Musicalement, ce disque va d’ailleurs être considéré par beaucoup de critiques comme un chef d’oeuvre.

De fait, « Us » est un disque extrêmement sophistiqué et soigné, justifiant la réputation de maniaque du studio dont est gratifié « Pete Gab ». La liste des musiciens crédités est impressionnante: elle compte 40 personnes (!), issues de toutes les traditions musicales ou presque. Mais que dire de l’étonnante variété des instruments utilisés sur l’album? On y entend guitares, basse, batterie et batterie électronique, claviers et synthétiseur, mais aussi une foule d’instruments dont certains me sont inconnus: harmonica, cuivres, dobro, mandoline, surdu, violon, violoncelle, cornemuse, doudouk, saxophone ténor, saxophone baryton, trombone, valiha, flûte turque (ney), flûte mexicaine, triangle, maracas sénégalais, percussions, djembé, Chapman stick… L’enregistrement de « Us » dans les studios Real world, situés dans le manoir de Peter Gabriel, semble avoir ressemblé à une arche de Noé musicale.

Septième chanson de l’album, « Digging in the dirt » est un single improbable, d’abord parce qu’il est assez long (5’28), mais aussi parce que Peter Gabriel ne s’y dépeint pas en présentant son meilleur profil et en prenant la pose: tout au contraire, il parle de lui-même et de ses erreurs sans concession, avec un regard lucide et intransigeant.

Depuis que je suis jeune adulte, je suis très intéressé par la psychologie et j’ai fait plusieurs tentatives de psychothérapie.

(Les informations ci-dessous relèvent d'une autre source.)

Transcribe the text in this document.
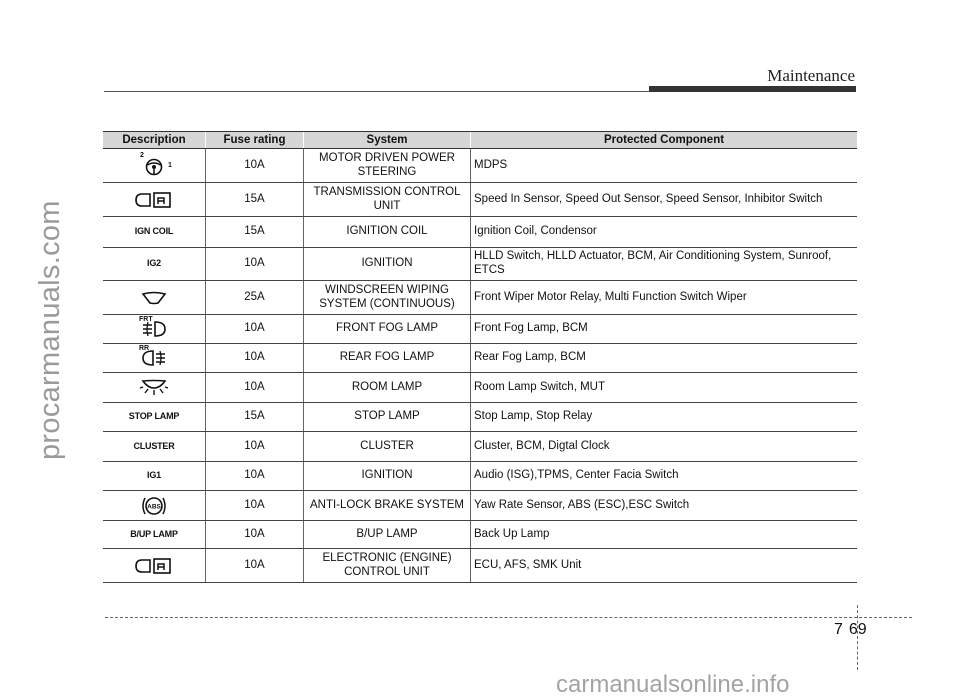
procarmanuals.com
Maintenance
Description	Fuse rating	System	Protected Component

2
1	10A	MOTOR DRIVEN POWER STEERING	MDPS
	15A	TRANSMISSION CONTROL UNIT	Speed In Sensor, Speed Out Sensor, Speed Sensor, Inhibitor Switch
IGN COIL	15A	IGNITION COIL	Ignition Coil, Condensor
IG2	10A	IGNITION	HLLD Switch, HLLD Actuator, BCM, Air Conditioning System, Sunroof, ETCS
	25A	WINDSCREEN WIPING SYSTEM (CONTINUOUS)	Front Wiper Motor Relay, Multi Function Switch Wiper

FRT	10A	FRONT FOG LAMP	Front Fog Lamp, BCM

RR	10A	REAR FOG LAMP	Rear Fog Lamp, BCM
	10A	ROOM LAMP	Room Lamp Switch, MUT
STOP LAMP	15A	STOP LAMP	Stop Lamp, Stop Relay
CLUSTER	10A	CLUSTER	Cluster, BCM, Digtal Clock
IG1	10A	IGNITION	Audio (ISG),TPMS, Center Facia Switch

ABS	10A	ANTI-LOCK BRAKE SYSTEM	Yaw Rate Sensor, ABS (ESC),ESC Switch
B/UP LAMP	10A	B/UP LAMP	Back Up Lamp
	10A	ELECTRONIC (ENGINE) CONTROL UNIT	ECU, AFS, SMK Unit
7 69
carmanualsonline.info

La dernière, entamée il y a huit ans, alors que j’étais en train de sombrer dans une dépression terrible, a été la bonne – il faut dire que cette fois-ci j’étais vraiment motivé, car j’avais compris qu’il en allait de ma survie et de celle de ma famille.

Ce que j’ai appris de cette aventure, c’est que pour se dépêtrer autant qu’on le peut de sa souffrance, il faut commencer par faire un peu de clarté sur elle, par fouiller dans la gangue de ses émotions passées et présentes.

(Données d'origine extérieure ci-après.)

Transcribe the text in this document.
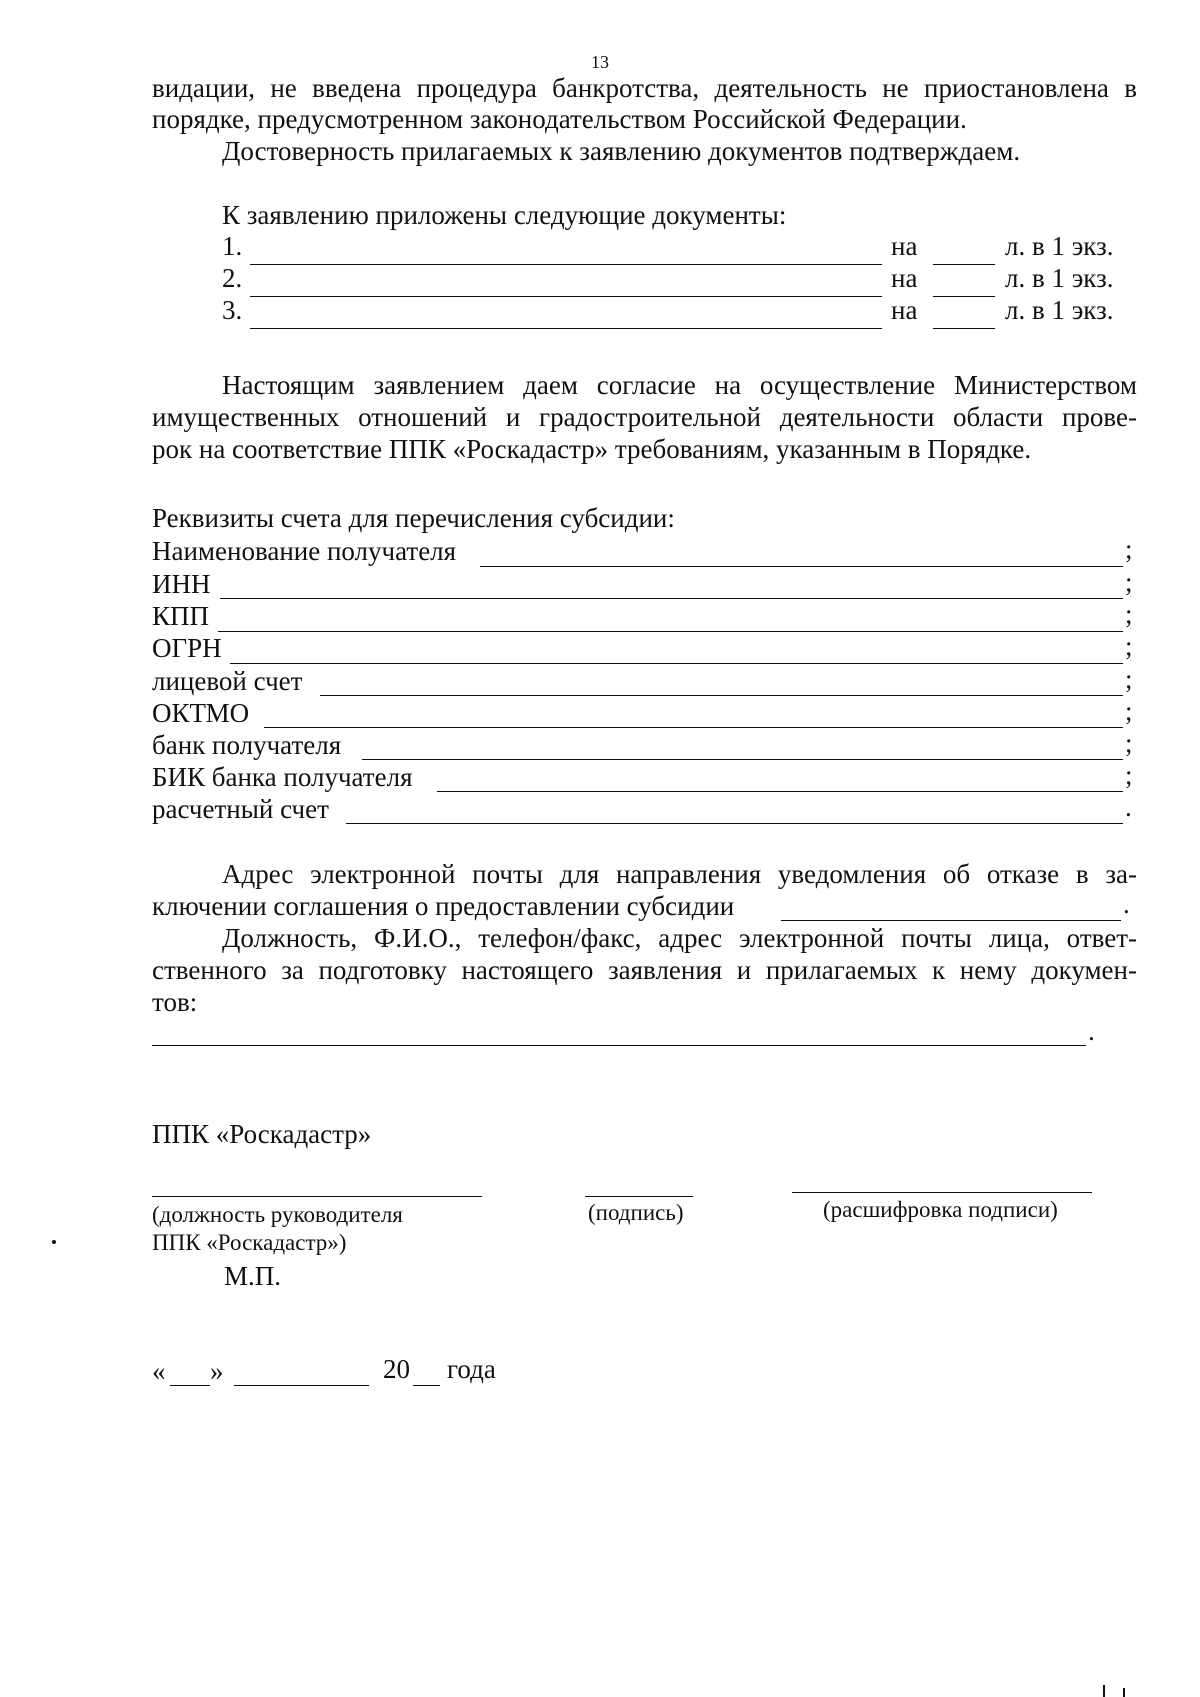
13
видации, не введена процедура банкротства, деятельность не приостановлена в
порядке, предусмотренном законодательством Российской Федерации.
Достоверность прилагаемых к заявлению документов подтверждаем.
К заявлению приложены следующие документы:
1.	на	л. в 1 экз.
2.	на	л. в 1 экз.
3.	на	л. в 1 экз.
Настоящим заявлением даем согласие на осуществление Министерством
имущественных отношений и градостроительной деятельности области прове-
рок на соответствие ППК «Роскадастр» требованиям, указанным в Порядке.
Реквизиты счета для перечисления субсидии:
Наименование получателя	;
ИНН	;
КПП	;
ОГРН	;
лицевой счет	;
ОКТМО	;
банк получателя	;
БИК банка получателя	;
расчетный счет	.
Адрес электронной почты для направления уведомления об отказе в за-
ключении соглашения о предоставлении субсидии	.
Должность, Ф.И.О., телефон/факс, адрес электронной почты лица, ответ-
ственного за подготовку настоящего заявления и прилагаемых к нему докумен-
тов:
.
ППК «Роскадастр»
(должность руководителя
ППК «Роскадастр»)
(подпись)	(расшифровка подписи)
М.П.
« »	20 года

Forcément, cela conduit à littéralement remuer la merde en soi, à touiller un gros, un sale, un encombrant et un angoissant paquet de merde.

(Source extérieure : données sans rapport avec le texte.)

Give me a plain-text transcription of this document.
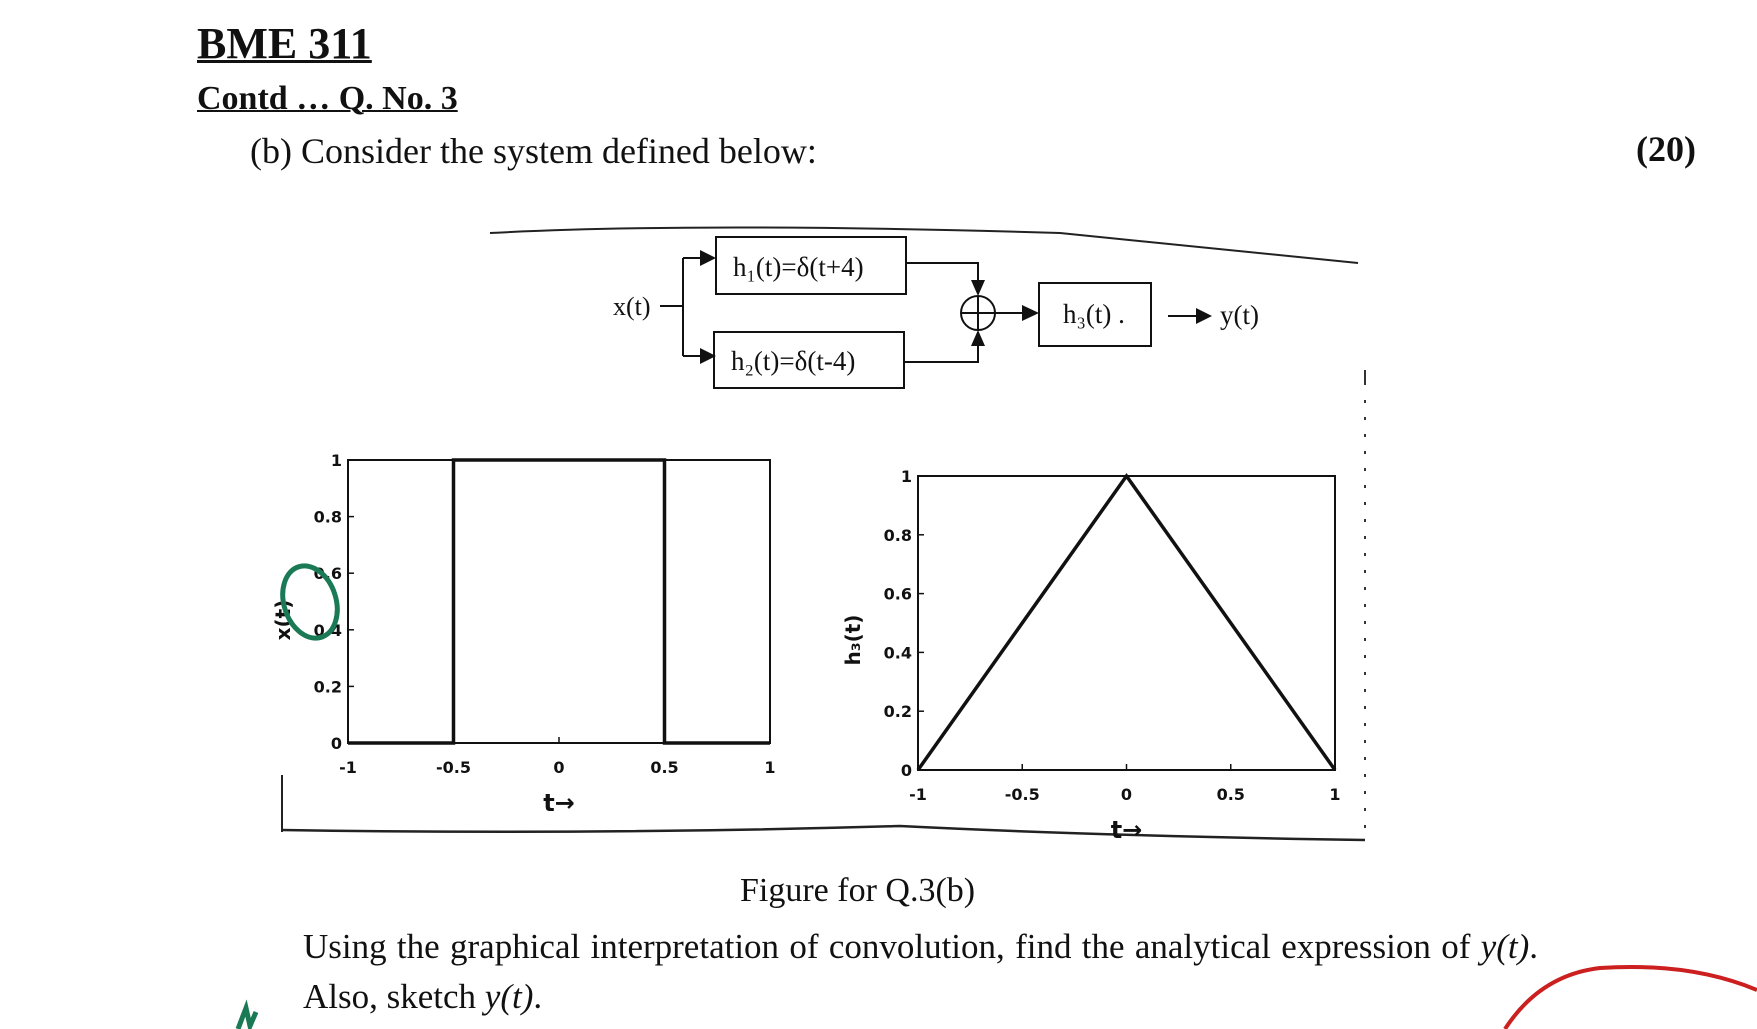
BME 311
Contd … Q. No. 3
(b) Consider the system defined below:	(20)
x(t)
h₁(t)=δ(t+4)
h₂(t)=δ(t-4)
h₃(t) .	y(t)
-1	-0.5	0	0.5	1
0
0.2
0.4
0.6
0.8
1
t→
x(t)
-1	-0.5	0	0.5	1
0
0.2
0.4
0.6
0.8
1
t→
h₃(t)
Figure for Q.3(b)
Using the graphical interpretation of convolution, find the analytical expression of y(t). Also, sketch y(t).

D’abord ça a quelque chose d’humiliant et de traumatisant, mais au bout d’un moment on se rend compte que c’était un passage obligé, et qu’une fois que c’est fait (enfin une fois qu’on s’est un peu délesté), le trouble en soi peut enfin commencer à se décanter, et on peut commencer à ne plus être totalement terrorisé par son ombre et par ses émotions, à avoir un peu d’empathie pour soi-même.

Dans une autre chanson de l’album (« Blood od Eden » ), Peter Gabriel décrit très justement le point de départ ce chemin: « I caught a sight of my reflection / I caught it in the window / I saw the darkness in my heart / I saw the sign of my undoings / They had been there from the start » .

C’est cette idée que développe « Digging in the dirt » , de façon méthodique et implacable. Peter Gabriel commence par y constater son côté sombre (« Something in me, dark and sticky » ). Lorsqu’il se fait accusateur (« This time you’ve gone too far / I told you, I told you, I told you, I told you » ), c’est à lui-même qu’il se fait des reproches. Et dans le refrain, Peter Gabriel illustre l’un des principaux bénéfices d’un véritable travail d’introspection: la capacité à se montrer sensible et vulnérable, à s’abandonner, à demander humblement de l’attention, de la compréhension, de la compassion et du soutien (« Digging in the dirt / Stay with me, I need support » ).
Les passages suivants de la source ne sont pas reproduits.